Figure 3.

PUB22 Stabilization Is Dependent on MPK3.

(A) HA-PUB22 was expressed alone or with cMyc-MPK3 in Col-0 and mpk3 background and treated with DMSO or flg22 (100 nM) for 45 min in Arabidopsis protoplasts. Band intensities were determined and amounts relative to HA-PUB22 in Col-0 calculated. The experiment was repeated with similar results.

(B) Luciferase (Luc) PUB22 fusion was coexpressed with MPK3 or MPK6 in mpk3 protoplasts. Luminescence was measured in control (water) and flg22 (100 nM) treated samples after 30 min. Relative luminescence to control samples after flg22 is shown as average ± sd obtained from three independent experiments. Statistical significance was assessed by Student’s t test, *P < 0.05.

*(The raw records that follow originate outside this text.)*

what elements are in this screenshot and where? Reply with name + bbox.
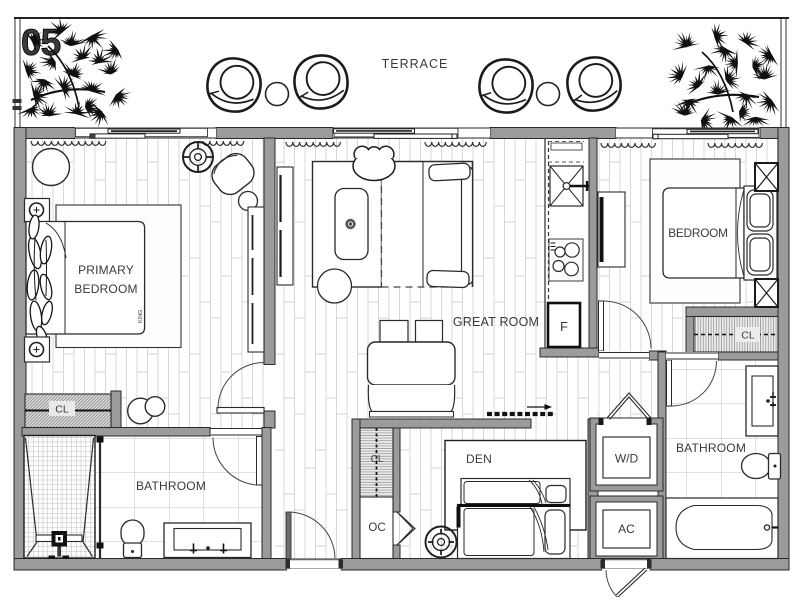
svg-text:BEDROOM: BEDROOM [668, 226, 728, 240]
svg-text:GREAT ROOM: GREAT ROOM [453, 315, 539, 329]
svg-text:05: 05 [21, 22, 61, 63]
svg-text:TERRACE: TERRACE [382, 57, 449, 71]
svg-text:AC: AC [618, 522, 635, 536]
svg-text:BATHROOM: BATHROOM [676, 441, 746, 455]
svg-text:BATHROOM: BATHROOM [136, 479, 206, 493]
svg-text:OC: OC [368, 522, 385, 534]
svg-text:KING: KING [138, 310, 144, 323]
svg-text:F: F [560, 319, 568, 334]
svg-text:CL: CL [55, 404, 69, 416]
svg-text:PRIMARY: PRIMARY [78, 263, 134, 277]
svg-text:CL: CL [371, 454, 384, 465]
svg-text:DEN: DEN [466, 452, 492, 466]
svg-text:W/D: W/D [615, 452, 639, 466]
svg-text:CL: CL [741, 330, 755, 342]
svg-text:BEDROOM: BEDROOM [74, 282, 137, 296]
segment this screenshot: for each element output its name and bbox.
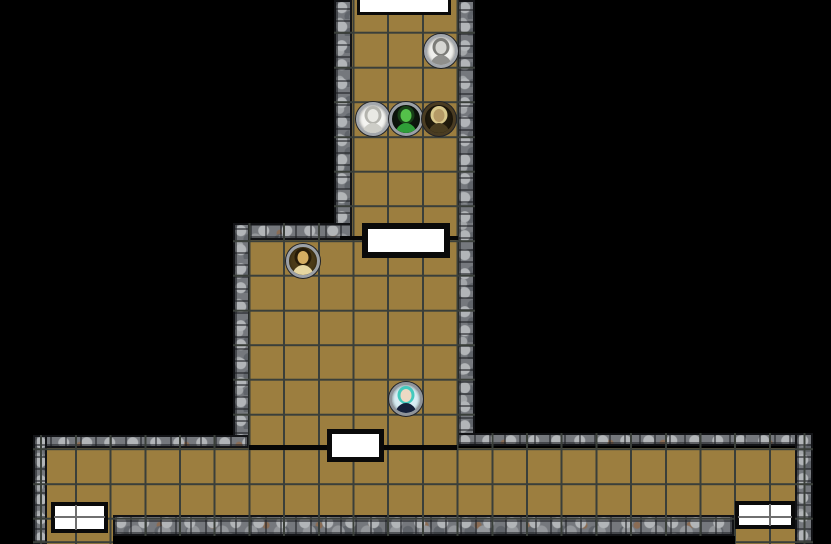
token-green-figure[interactable] (389, 102, 423, 136)
token-body (428, 123, 450, 136)
map-canvas[interactable] (0, 0, 831, 544)
door-southwest-exit[interactable] (51, 502, 108, 533)
token-head (436, 41, 447, 54)
wall-south-corridor-west-end (33, 435, 47, 544)
token-head (401, 389, 412, 402)
token-body (362, 123, 384, 136)
wall-south-corridor-east-end (795, 433, 813, 544)
wall-room-north (233, 223, 352, 240)
token-gold-headdress-figure[interactable] (422, 102, 456, 136)
token-teal-haired-figure[interactable] (389, 382, 423, 416)
token-head (368, 109, 379, 122)
token-head (434, 109, 445, 122)
wall-north-corridor-east (457, 0, 475, 445)
wall-south-corridor-north-east (457, 433, 813, 446)
door-panel-divider (769, 504, 771, 526)
token-body (395, 123, 417, 136)
wall-south-corridor-north-west (33, 435, 249, 448)
room-north-wall-line-west (340, 236, 364, 240)
token-body (430, 55, 452, 68)
wall-south-corridor-south (113, 515, 734, 536)
token-sepia-woman[interactable] (286, 244, 320, 278)
token-body (395, 403, 417, 416)
wall-north-corridor-west (334, 0, 352, 240)
token-engraved-portrait-man[interactable] (424, 34, 458, 68)
door-grid-line (738, 516, 792, 518)
token-sketch-portrait-man[interactable] (356, 102, 390, 136)
token-head (298, 251, 309, 264)
door-central-room-north[interactable] (362, 223, 450, 258)
dungeon-floor (0, 0, 831, 544)
door-grid-line (54, 516, 105, 518)
door-southeast-exit[interactable] (735, 501, 795, 529)
token-head (401, 109, 412, 122)
wall-room-west (233, 223, 250, 448)
door-north-corridor[interactable] (357, 0, 451, 15)
token-body (292, 265, 314, 278)
door-central-room-south[interactable] (327, 429, 384, 462)
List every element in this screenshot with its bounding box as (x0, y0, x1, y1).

(C) GFP-PUB22 was coexpressed with cMyc-MKK5 AspAsp (active) or cMyc-MKK5 LysArg (inactive) versions in Arabidopsis protoplasts. Samples were taken after 8 h incubation. The experiment was repeated three times with similar results.

(D) GFP-PUB22 wild-type and mutant variants were constitutively expressed in Arabidopsis protoplasts to test protein accumulation. Shown are samples from two independent transformations. Arrowhead highlights PUB22 and mutant variants.

(E) UBQ10:GFP-PUB22/pub22 pub23 pub24 independent transgenic lines (A and B) constitutively expressing GFP-PUB22 wild-type and mutant variants were treated with CHX (50 µM), and samples were taken at the indicated times. The experiment was repeated three times with similar results.

(F) UBQ10:GFP-PUB22/pub22 pub23 pub24 transgenic seedlings constitutively expressing GFP-PUB22 wild-type and variants were treated with flg22 (1 µM) for the indicated times to determine protein stabilization. The experiment was repeated three times with similar results.